Friday, May 12, 2017

Steadfast Love


Our celebration of the memorial of St. Damian de Veuster (Damian the Leper) on May 10th is a reminder of what steadfast love looks like.  Fr. Damian, a Belgian priest, dedicated his life to those suffering from leprosy who were confined to the leprosarium on the Hawaiian island of Molokai.  He gave himself completely to the lepers, and after contracting leprosy (Hansen's disease), died among them and was buried with them.

I was reminded of the steadfast love of another generous and compassionate man, Dr. Janusz Korczak (Dr. Henryk Goldszmit), a Polish Jewish pediatrician, children's author and humanitarian.  He was a man of many gifts and talents.  A skilled and compassionate pediatrician,  he established just before the outbreak of World War I a Jewish children's orphanage, Dom Sierot in Warsaw.  As the director he implemented the principles of what was then called the New Education movement, which proposed a holistic pedagogy that took into account the moral, spiritual, physical and intellectual development of the child.

He wrote: "...children should be fully understood... must be respected and loved, treated as partners and friends... [and that] one ought to behave towards [each child as] a respected, thinking and feeling human being." Under the pen name Janusz Korczak, he wrote children's books that illustrated the challenges faced by the impoverished children who were in his care.

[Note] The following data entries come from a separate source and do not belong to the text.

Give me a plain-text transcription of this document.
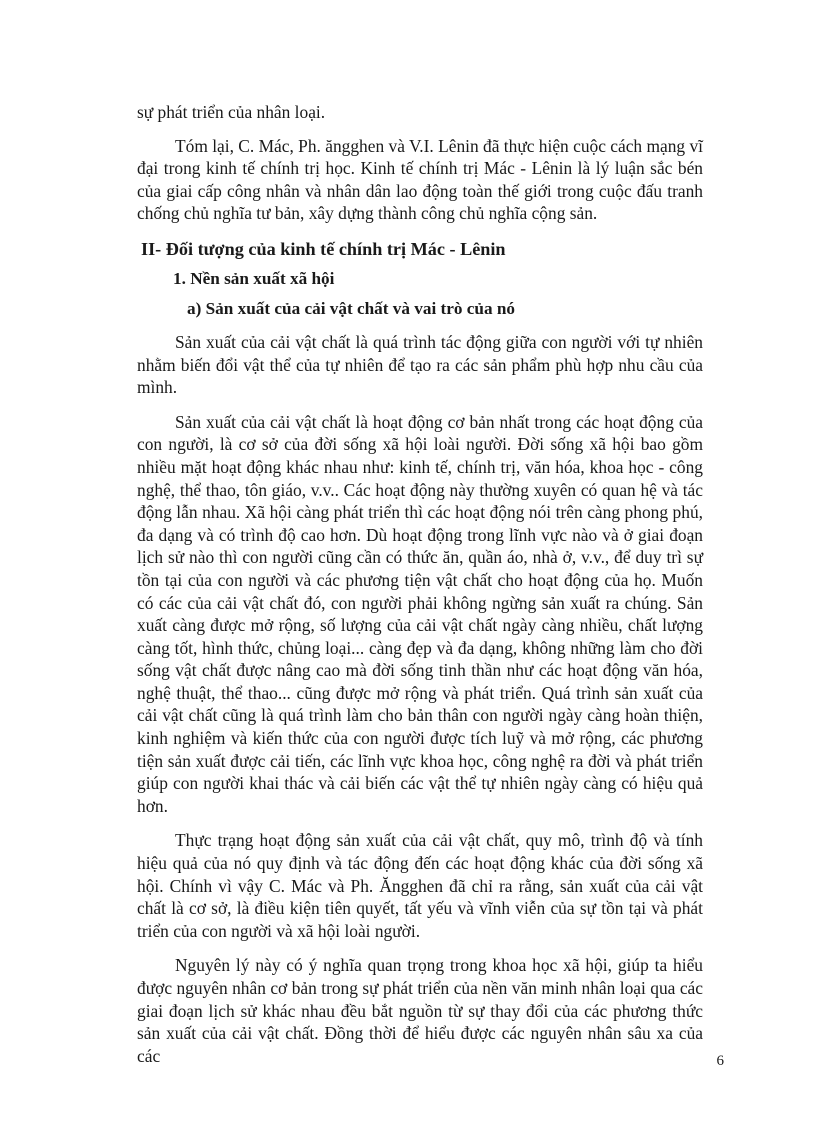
sự phát triển của nhân loại.

Tóm lại, C. Mác, Ph. ăngghen và V.I. Lênin đã thực hiện cuộc cách mạng vĩ đại trong kinh tế chính trị học. Kinh tế chính trị Mác - Lênin là lý luận sắc bén của giai cấp công nhân và nhân dân lao động toàn thế giới trong cuộc đấu tranh chống chủ nghĩa tư bản, xây dựng thành công chủ nghĩa cộng sản.

II- Đối tượng của kinh tế chính trị Mác - Lênin
1. Nền sản xuất xã hội
a) Sản xuất của cải vật chất và vai trò của nó

Sản xuất của cải vật chất là quá trình tác động giữa con người với tự nhiên nhằm biến đổi vật thể của tự nhiên để tạo ra các sản phẩm phù hợp nhu cầu của mình.

Sản xuất của cải vật chất là hoạt động cơ bản nhất trong các hoạt động của con người, là cơ sở của đời sống xã hội loài người. Đời sống xã hội bao gồm nhiều mặt hoạt động khác nhau như: kinh tế, chính trị, văn hóa, khoa học - công nghệ, thể thao, tôn giáo, v.v.. Các hoạt động này thường xuyên có quan hệ và tác động lẫn nhau. Xã hội càng phát triển thì các hoạt động nói trên càng phong phú, đa dạng và có trình độ cao hơn. Dù hoạt động trong lĩnh vực nào và ở giai đoạn lịch sử nào thì con người cũng cần có thức ăn, quần áo, nhà ở, v.v., để duy trì sự tồn tại của con người và các phương tiện vật chất cho hoạt động của họ. Muốn có các của cải vật chất đó, con người phải không ngừng sản xuất ra chúng. Sản xuất càng được mở rộng, số lượng của cải vật chất ngày càng nhiều, chất lượng càng tốt, hình thức, chủng loại... càng đẹp và đa dạng, không những làm cho đời sống vật chất được nâng cao mà đời sống tinh thần như các hoạt động văn hóa, nghệ thuật, thể thao... cũng được mở rộng và phát triển. Quá trình sản xuất của cải vật chất cũng là quá trình làm cho bản thân con người ngày càng hoàn thiện, kinh nghiệm và kiến thức của con người được tích luỹ và mở rộng, các phương tiện sản xuất được cải tiến, các lĩnh vực khoa học, công nghệ ra đời và phát triển giúp con người khai thác và cải biến các vật thể tự nhiên ngày càng có hiệu quả hơn.

Thực trạng hoạt động sản xuất của cải vật chất, quy mô, trình độ và tính hiệu quả của nó quy định và tác động đến các hoạt động khác của đời sống xã hội. Chính vì vậy C. Mác và Ph. Ăngghen đã chỉ ra rằng, sản xuất của cải vật chất là cơ sở, là điều kiện tiên quyết, tất yếu và vĩnh viễn của sự tồn tại và phát triển của con người và xã hội loài người.

Nguyên lý này có ý nghĩa quan trọng trong khoa học xã hội, giúp ta hiểu được nguyên nhân cơ bản trong sự phát triển của nền văn minh nhân loại qua các giai đoạn lịch sử khác nhau đều bắt nguồn từ sự thay đổi của các phương thức sản xuất của cải vật chất. Đồng thời để hiểu được các nguyên nhân sâu xa của các	6
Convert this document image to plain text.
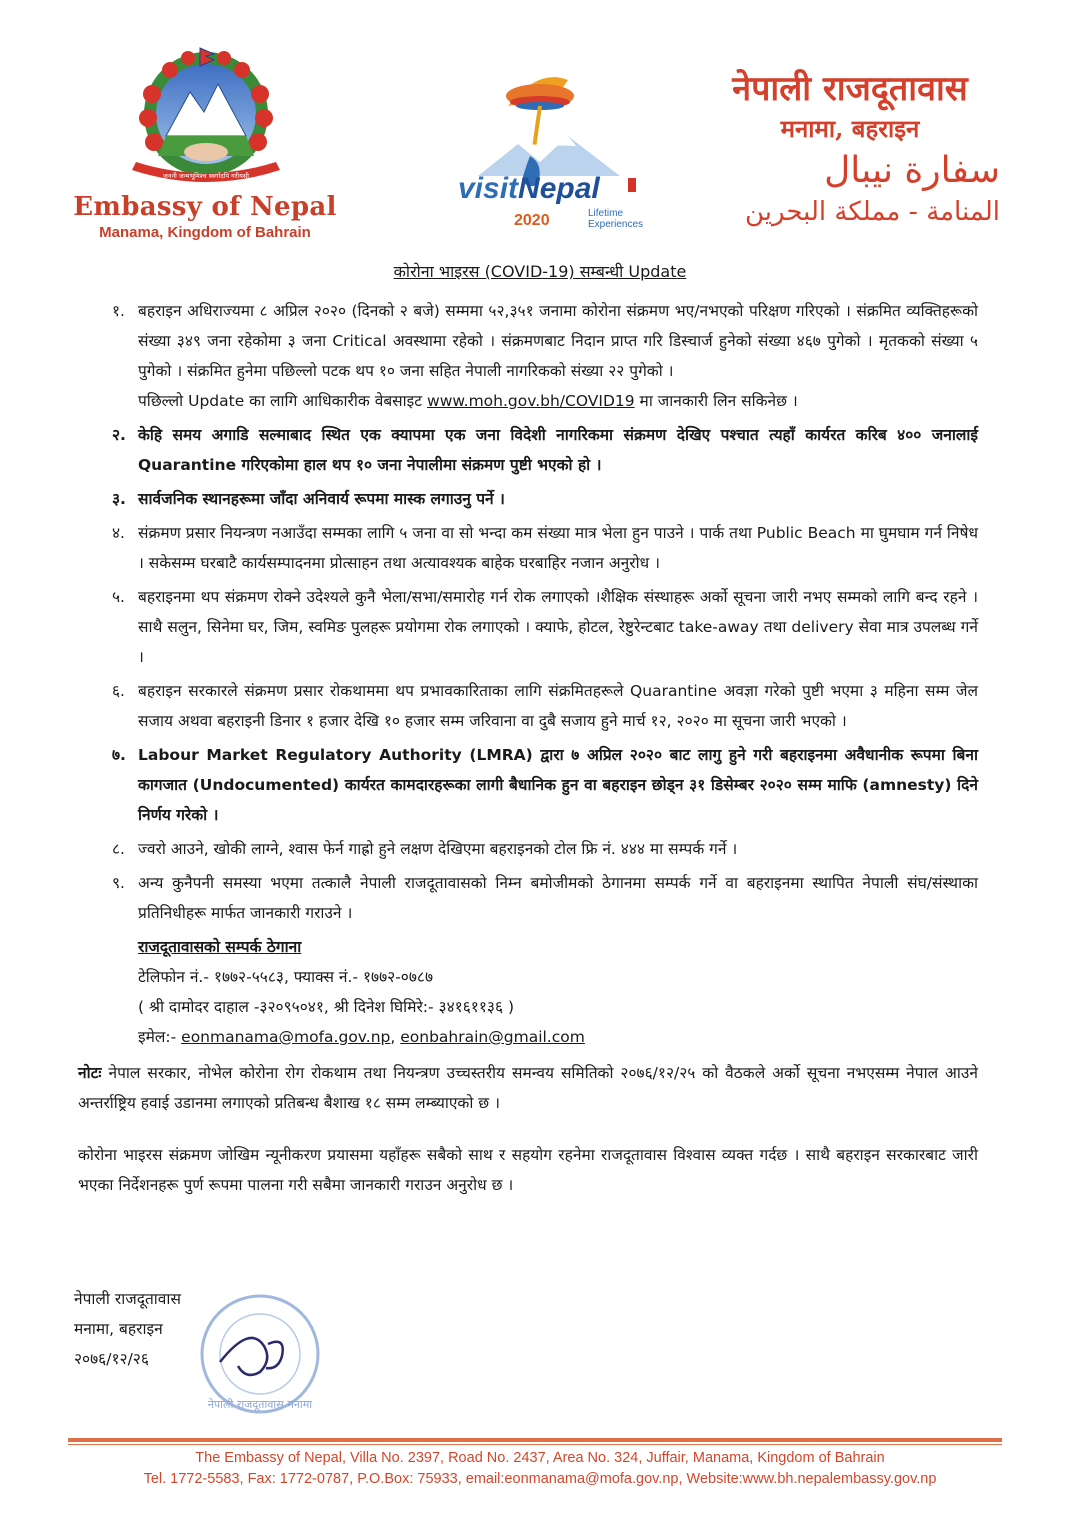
जननी जन्मभूमिश्च स्वर्गादपि गरीयसी
Embassy of Nepal
Manama, Kingdom of Bahrain
visitNepal
2020	Lifetime
Experiences
नेपाली राजदूतावास
मनामा, बहराइन
سفارة نيبال
المنامة - مملكة البحرين
कोरोना भाइरस (COVID-19) सम्बन्धी Update
१. बहराइन अधिराज्यमा ८ अप्रिल २०२० (दिनको २ बजे) सम्ममा ५२,३५१ जनामा कोरोना संक्रमण भए/नभएको परिक्षण गरिएको । संक्रमित व्यक्तिहरूको संख्या ३४९ जना रहेकोमा ३ जना Critical अवस्थामा रहेको । संक्रमणबाट निदान प्राप्त गरि डिस्चार्ज हुनेको संख्या ४६७ पुगेको । मृतकको संख्या ५ पुगेको । संक्रमित हुनेमा पछिल्लो पटक थप १० जना सहित नेपाली नागरिकको संख्या २२ पुगेको ।
पछिल्लो Update का लागि आधिकारीक वेबसाइट www.moh.gov.bh/COVID19 मा जानकारी लिन सकिनेछ ।
२. केहि समय अगाडि सल्माबाद स्थित एक क्यापमा एक जना विदेशी नागरिकमा संक्रमण देखिए पश्चात त्यहाँ कार्यरत करिब ४०० जनालाई Quarantine गरिएकोमा हाल थप १० जना नेपालीमा संक्रमण पुष्टी भएको हो ।
३. सार्वजनिक स्थानहरूमा जाँदा अनिवार्य रूपमा मास्क लगाउनु पर्ने ।
४. संक्रमण प्रसार नियन्त्रण नआउँदा सम्मका लागि ५ जना वा सो भन्दा कम संख्या मात्र भेला हुन पाउने । पार्क तथा Public Beach मा घुमघाम गर्न निषेध । सकेसम्म घरबाटै कार्यसम्पादनमा प्रोत्साहन तथा अत्यावश्यक बाहेक घरबाहिर नजान अनुरोध ।
५. बहराइनमा थप संक्रमण रोक्ने उदेश्यले कुनै भेला/सभा/समारोह गर्न रोक लगाएको ।शैक्षिक संस्थाहरू अर्को सूचना जारी नभए सम्मको लागि बन्द रहने । साथै सलुन, सिनेमा घर, जिम, स्वमिङ पुलहरू प्रयोगमा रोक लगाएको । क्याफे, होटल, रेष्टुरेन्टबाट take-away तथा delivery सेवा मात्र उपलब्ध गर्ने ।
६. बहराइन सरकारले संक्रमण प्रसार रोकथाममा थप प्रभावकारिताका लागि संक्रमितहरूले Quarantine अवज्ञा गरेको पुष्टी भएमा ३ महिना सम्म जेल सजाय अथवा बहराइनी डिनार १ हजार देखि १० हजार सम्म जरिवाना वा दुबै सजाय हुने मार्च १२, २०२० मा सूचना जारी भएको ।
७. Labour Market Regulatory Authority (LMRA) द्वारा ७ अप्रिल २०२० बाट लागु हुने गरी बहराइनमा अवैधानीक रूपमा बिना कागजात (Undocumented) कार्यरत कामदारहरूका लागी बैधानिक हुन वा बहराइन छोड्न ३१ डिसेम्बर २०२० सम्म माफि (amnesty) दिने निर्णय गरेको ।
८. ज्वरो आउने, खोकी लाग्ने, श्वास फेर्न गाह्रो हुने लक्षण देखिएमा बहराइनको टोल फ्रि नं. ४४४ मा सम्पर्क गर्ने ।
९. अन्य कुनैपनी समस्या भएमा तत्कालै नेपाली राजदूतावासको निम्न बमोजीमको ठेगानमा सम्पर्क गर्ने वा बहराइनमा स्थापित नेपाली संघ/संस्थाका प्रतिनिधीहरू मार्फत जानकारी गराउने ।
राजदूतावासको सम्पर्क ठेगाना
टेलिफोन नं.- १७७२-५५८३, फ्याक्स नं.- १७७२-०७८७
( श्री दामोदर दाहाल -३२०९५०४१, श्री दिनेश घिमिरे:- ३४१६११३६ )
इमेल:- eonmanama@mofa.gov.np, eonbahrain@gmail.com
नोटः नेपाल सरकार, नोभेल कोरोना रोग रोकथाम तथा नियन्त्रण उच्चस्तरीय समन्वय समितिको २०७६/१२/२५ को वैठकले अर्को सूचना नभएसम्म नेपाल आउने अन्तर्राष्ट्रिय हवाई उडानमा लगाएको प्रतिबन्ध बैशाख १८ सम्म लम्ब्याएको छ ।
कोरोना भाइरस संक्रमण जोखिम न्यूनीकरण प्रयासमा यहाँहरू सबैको साथ र सहयोग रहनेमा राजदूतावास विश्वास व्यक्त गर्दछ । साथै बहराइन सरकारबाट जारी भएका निर्देशनहरू पुर्ण रूपमा पालना गरी सबैमा जानकारी गराउन अनुरोध छ ।
नेपाली राजदूतावास
मनामा, बहराइन
२०७६/१२/२६
नेपाली राजदूतावास मनामा
The Embassy of Nepal, Villa No. 2397, Road No. 2437, Area No. 324, Juffair, Manama, Kingdom of Bahrain
Tel. 1772-5583, Fax: 1772-0787, P.O.Box: 75933, email:eonmanama@mofa.gov.np, Website:www.bh.nepalembassy.gov.np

During the Nazi occupation of Poland, Dr. Korczak accompanied the children and staff of his orphanage into the Warsaw ghetto, rejecting generous offers by rescuers to bring him to safety.  He refused to be separated from the children of the orphanage and walked with them to the terrifying Umschlagplatz, where the Jews of Warsaw were assembled for deportation.  On August 7th, 1942, Dr. Korczak, with 190 orphan children in his care were killed at the Treblinka death camp.

A teacher who studied under his direction wrote:
"Everyone makes so much of Korczak's last decision to go with the children to the train.  But his whole life was made up of moral decisions.  The decision to become a children's doctor.  The decision to give up a full-time medical practice and writing career to take care of poor orphans, The decision to go with the Jewish orphans to the ghetto.  As for that last decision to go with the children to Treblinka, it was part of his nature.  It was who he was.  He wouldn't understand why we are making so much of it today."